Well, at least we saw about eight (according to Michelle) Minke and Fin whales. And got all of our nest-checks done before the rain set in. And my camera should work – I turned it on after it had lain in the rice for a while and the LCD flashed on. However, I don't know if anything else is damaged and can't test it till I can get hold of some lens-cleaning fluid to get rid of all the rice grain powder. Thus the rest of the photographs for this post are, unfortunately, mobile phone photographs, most of them taken with my crappy Nokia 6350.

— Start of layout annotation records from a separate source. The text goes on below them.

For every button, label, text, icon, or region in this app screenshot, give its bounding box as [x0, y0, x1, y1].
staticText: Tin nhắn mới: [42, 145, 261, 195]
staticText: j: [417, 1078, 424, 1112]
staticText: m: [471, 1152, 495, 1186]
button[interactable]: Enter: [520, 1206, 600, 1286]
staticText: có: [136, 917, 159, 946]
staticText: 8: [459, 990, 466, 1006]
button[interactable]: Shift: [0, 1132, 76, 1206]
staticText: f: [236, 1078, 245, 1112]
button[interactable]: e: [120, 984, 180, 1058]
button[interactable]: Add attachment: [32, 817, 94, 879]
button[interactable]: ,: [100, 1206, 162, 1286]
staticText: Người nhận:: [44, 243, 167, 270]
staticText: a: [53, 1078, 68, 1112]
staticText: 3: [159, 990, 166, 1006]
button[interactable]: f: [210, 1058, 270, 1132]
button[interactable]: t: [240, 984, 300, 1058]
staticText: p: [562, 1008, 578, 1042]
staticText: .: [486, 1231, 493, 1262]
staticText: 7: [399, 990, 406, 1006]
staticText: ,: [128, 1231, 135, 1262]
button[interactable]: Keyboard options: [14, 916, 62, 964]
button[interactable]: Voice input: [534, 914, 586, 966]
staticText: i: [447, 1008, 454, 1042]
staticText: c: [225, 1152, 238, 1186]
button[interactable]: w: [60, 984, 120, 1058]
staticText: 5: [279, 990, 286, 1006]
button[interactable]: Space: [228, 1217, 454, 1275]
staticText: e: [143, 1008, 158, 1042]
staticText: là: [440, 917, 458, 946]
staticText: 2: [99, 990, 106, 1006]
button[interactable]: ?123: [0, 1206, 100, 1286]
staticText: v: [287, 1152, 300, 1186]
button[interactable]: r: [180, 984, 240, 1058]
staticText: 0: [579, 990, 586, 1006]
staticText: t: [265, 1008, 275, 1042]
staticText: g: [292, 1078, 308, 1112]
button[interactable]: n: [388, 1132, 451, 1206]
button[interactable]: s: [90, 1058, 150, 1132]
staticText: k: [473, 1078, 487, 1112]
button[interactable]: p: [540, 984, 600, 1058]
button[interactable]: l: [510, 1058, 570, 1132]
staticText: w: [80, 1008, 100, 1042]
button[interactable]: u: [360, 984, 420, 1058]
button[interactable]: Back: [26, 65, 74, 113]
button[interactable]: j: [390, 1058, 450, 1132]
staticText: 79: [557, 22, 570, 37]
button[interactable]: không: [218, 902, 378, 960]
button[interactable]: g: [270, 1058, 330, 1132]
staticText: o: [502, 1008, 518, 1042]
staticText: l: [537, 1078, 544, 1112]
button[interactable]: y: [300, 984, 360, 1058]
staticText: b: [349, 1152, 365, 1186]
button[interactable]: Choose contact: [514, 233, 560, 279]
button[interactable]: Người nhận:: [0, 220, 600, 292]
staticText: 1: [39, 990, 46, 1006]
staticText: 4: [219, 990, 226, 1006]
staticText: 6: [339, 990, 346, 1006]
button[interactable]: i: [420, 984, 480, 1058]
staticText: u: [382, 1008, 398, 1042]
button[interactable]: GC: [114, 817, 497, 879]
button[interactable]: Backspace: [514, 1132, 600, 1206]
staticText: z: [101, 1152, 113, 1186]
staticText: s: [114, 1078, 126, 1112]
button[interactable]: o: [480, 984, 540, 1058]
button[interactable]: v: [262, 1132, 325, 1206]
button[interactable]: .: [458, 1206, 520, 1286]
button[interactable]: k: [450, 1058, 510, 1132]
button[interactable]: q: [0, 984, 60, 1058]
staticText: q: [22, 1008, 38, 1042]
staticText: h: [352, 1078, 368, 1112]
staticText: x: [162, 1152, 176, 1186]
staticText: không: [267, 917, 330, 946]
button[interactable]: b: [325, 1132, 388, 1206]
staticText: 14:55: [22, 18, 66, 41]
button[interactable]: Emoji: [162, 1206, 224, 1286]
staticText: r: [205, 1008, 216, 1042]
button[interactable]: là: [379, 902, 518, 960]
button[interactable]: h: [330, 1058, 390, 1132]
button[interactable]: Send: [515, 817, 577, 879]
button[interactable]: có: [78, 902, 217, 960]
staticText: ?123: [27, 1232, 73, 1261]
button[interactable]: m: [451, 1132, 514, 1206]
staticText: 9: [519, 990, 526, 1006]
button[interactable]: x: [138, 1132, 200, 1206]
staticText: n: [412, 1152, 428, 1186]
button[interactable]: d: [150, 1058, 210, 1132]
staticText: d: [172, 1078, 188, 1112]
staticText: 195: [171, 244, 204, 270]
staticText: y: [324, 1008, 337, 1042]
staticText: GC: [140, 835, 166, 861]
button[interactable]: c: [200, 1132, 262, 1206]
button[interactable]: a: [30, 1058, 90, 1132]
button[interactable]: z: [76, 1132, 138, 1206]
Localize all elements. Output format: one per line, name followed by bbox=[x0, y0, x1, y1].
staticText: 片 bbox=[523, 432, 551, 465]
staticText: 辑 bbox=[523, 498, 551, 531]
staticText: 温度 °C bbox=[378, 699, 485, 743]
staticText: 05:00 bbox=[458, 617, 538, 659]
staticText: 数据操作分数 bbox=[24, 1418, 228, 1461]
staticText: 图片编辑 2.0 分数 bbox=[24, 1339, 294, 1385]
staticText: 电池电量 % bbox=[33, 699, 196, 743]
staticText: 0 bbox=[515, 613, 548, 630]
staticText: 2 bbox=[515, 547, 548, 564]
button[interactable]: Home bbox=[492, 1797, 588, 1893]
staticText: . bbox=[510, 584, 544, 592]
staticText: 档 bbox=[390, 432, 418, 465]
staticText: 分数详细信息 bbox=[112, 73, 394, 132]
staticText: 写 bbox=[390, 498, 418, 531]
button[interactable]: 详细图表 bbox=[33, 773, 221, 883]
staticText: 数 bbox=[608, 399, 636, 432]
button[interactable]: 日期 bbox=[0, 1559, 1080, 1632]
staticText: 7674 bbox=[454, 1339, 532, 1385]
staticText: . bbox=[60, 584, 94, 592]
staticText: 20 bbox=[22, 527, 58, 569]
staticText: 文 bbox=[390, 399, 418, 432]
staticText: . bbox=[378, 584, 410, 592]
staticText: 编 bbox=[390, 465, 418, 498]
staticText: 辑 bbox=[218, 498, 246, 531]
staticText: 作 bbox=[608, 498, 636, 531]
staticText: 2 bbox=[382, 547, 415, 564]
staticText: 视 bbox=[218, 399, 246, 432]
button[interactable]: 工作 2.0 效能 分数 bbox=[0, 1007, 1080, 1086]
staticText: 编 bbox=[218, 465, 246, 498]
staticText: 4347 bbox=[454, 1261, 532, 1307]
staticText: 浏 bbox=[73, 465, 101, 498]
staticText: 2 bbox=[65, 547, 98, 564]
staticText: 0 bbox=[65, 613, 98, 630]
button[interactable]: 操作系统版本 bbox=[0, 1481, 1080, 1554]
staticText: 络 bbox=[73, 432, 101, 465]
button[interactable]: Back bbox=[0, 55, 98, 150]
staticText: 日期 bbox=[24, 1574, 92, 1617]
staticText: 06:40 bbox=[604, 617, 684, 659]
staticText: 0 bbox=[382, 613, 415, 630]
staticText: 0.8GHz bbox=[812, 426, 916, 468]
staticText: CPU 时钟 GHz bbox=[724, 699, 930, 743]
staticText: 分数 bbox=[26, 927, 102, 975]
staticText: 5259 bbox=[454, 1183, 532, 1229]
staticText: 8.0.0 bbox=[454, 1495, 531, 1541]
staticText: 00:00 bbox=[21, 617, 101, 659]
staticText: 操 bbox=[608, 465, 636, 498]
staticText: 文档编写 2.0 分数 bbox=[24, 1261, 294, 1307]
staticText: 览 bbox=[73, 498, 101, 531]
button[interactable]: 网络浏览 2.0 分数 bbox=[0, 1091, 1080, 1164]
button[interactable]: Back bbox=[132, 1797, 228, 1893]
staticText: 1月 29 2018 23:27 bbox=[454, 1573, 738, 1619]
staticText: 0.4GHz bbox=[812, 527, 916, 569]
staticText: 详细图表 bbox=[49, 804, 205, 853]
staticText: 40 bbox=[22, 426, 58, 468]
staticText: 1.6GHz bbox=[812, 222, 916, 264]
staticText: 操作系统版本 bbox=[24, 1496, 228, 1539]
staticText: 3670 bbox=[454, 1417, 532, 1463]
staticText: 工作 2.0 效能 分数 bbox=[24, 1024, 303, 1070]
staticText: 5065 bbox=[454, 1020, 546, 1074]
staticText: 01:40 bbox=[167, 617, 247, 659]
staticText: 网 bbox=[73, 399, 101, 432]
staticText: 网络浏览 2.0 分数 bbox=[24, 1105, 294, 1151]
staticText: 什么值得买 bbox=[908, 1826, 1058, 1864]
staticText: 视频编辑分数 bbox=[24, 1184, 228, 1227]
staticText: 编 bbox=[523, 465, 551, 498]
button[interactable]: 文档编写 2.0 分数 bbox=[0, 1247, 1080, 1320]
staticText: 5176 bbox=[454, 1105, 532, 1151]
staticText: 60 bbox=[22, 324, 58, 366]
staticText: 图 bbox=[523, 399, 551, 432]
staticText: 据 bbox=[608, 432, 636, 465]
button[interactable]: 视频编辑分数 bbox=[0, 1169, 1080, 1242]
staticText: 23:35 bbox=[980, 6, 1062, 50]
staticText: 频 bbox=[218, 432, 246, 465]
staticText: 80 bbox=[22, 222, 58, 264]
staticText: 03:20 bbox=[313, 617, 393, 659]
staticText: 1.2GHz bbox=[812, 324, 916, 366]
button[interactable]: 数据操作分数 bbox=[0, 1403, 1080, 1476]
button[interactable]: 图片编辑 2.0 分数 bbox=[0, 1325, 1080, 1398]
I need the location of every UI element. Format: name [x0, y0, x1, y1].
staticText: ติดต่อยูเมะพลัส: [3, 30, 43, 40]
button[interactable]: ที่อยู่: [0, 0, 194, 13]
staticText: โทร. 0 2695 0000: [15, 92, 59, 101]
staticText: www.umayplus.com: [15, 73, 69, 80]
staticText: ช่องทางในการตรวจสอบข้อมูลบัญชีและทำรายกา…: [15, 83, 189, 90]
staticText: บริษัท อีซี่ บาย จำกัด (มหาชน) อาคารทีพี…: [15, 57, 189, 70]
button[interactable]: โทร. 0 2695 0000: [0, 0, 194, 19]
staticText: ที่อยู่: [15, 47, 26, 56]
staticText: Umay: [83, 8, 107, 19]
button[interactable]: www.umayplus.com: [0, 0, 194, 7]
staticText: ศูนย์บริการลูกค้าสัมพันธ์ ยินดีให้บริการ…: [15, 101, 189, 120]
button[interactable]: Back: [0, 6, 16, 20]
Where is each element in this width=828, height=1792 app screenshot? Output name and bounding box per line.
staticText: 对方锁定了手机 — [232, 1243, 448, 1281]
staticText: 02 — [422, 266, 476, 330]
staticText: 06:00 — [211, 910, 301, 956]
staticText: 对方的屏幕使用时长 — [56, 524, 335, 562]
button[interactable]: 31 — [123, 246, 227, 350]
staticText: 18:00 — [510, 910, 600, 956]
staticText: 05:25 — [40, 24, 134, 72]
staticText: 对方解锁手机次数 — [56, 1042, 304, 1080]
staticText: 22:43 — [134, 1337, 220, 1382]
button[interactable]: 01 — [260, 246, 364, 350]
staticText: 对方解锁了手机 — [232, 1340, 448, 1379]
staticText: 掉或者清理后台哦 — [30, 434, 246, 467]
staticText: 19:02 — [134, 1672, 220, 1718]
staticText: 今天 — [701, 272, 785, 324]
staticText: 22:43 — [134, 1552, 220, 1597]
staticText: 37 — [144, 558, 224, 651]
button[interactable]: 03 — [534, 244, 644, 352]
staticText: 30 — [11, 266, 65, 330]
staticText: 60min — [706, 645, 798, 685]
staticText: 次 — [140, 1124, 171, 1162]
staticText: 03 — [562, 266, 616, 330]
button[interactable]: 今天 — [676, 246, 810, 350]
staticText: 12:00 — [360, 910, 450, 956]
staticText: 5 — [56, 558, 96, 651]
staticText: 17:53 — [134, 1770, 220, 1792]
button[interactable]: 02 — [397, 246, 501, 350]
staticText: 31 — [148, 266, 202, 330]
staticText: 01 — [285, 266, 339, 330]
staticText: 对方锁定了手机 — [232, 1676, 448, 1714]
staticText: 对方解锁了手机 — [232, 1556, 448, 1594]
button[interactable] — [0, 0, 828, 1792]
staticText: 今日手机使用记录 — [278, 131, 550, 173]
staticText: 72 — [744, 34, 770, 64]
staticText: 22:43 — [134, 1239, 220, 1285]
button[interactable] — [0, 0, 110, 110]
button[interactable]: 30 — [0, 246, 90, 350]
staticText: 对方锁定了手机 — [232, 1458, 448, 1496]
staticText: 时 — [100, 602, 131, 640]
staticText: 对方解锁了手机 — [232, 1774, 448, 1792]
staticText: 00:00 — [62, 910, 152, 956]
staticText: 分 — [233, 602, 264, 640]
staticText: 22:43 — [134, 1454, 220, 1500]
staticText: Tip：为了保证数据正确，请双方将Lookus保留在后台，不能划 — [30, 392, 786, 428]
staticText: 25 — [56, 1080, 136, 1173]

Today was final exam day for the Evolution class and presentation day for Animal Behavior. Thus we, the interns, thought it would be nice to host a Hawiian-themed dinner and decorate the Commons, just to cheer everyone up a bit after a rigorous three-hour final. Well, it was mostly the seal interns' brainchild, but Michelle and I pitched in, making Hawaiian-shirt wearing gulls, picking flowers and arranging them and sneakily taking photographs of Hal Weeks, the Assistant Director of SML, in a purple squid hat.
My festive gull
A flowery snail, photo and snail courtesy of Michelle Moglia
And a festive seal
Picking flowers with gull-stick, only on Appledore

Wildflowers
Hal Weeks, in his squid hat
There was quite a bit of excitement as we were making the decorations in Laighton last night when two work interns walked in with the news that there was a dead Harbor Seal pup off of Larus Ledge. The Seal Interns popped into action, asking for specifics, hurrying out to grab flashlights and inform people and getting hold of gators to bring the seal back, while Michelle and I could only manage to stare at each other in distress – for it was a baby seal that we'd seen, alive and happy, while conducting nest-checks a day ago! It cast something of a damper on the decoration-preparation festivities and, tired after having woken up at sunrise, we went to bed early.

However, the grand Hawaiian banquet went off well today, and the nice sunny day, quirky accents at data-entry and ice-cream sandwiches for dessert lifted my spirits considerably. Working in the field, especially with gull chicks who are liable to death by starvation, cold and predation, exposes one quite starkly to the fact of death and also helps one come to terms with it. Life ends, it happens, and since it can't be prevented, there is no use crying over a once alive and fluffy chick – one can only hope to learn from it; learn how the population works, what kills the chicks, whether hatch order determines survival, whether the chicks of sub-adult gulls die more than those of adult gulls and other such cool questions that we are only just beginning to glean the answers to!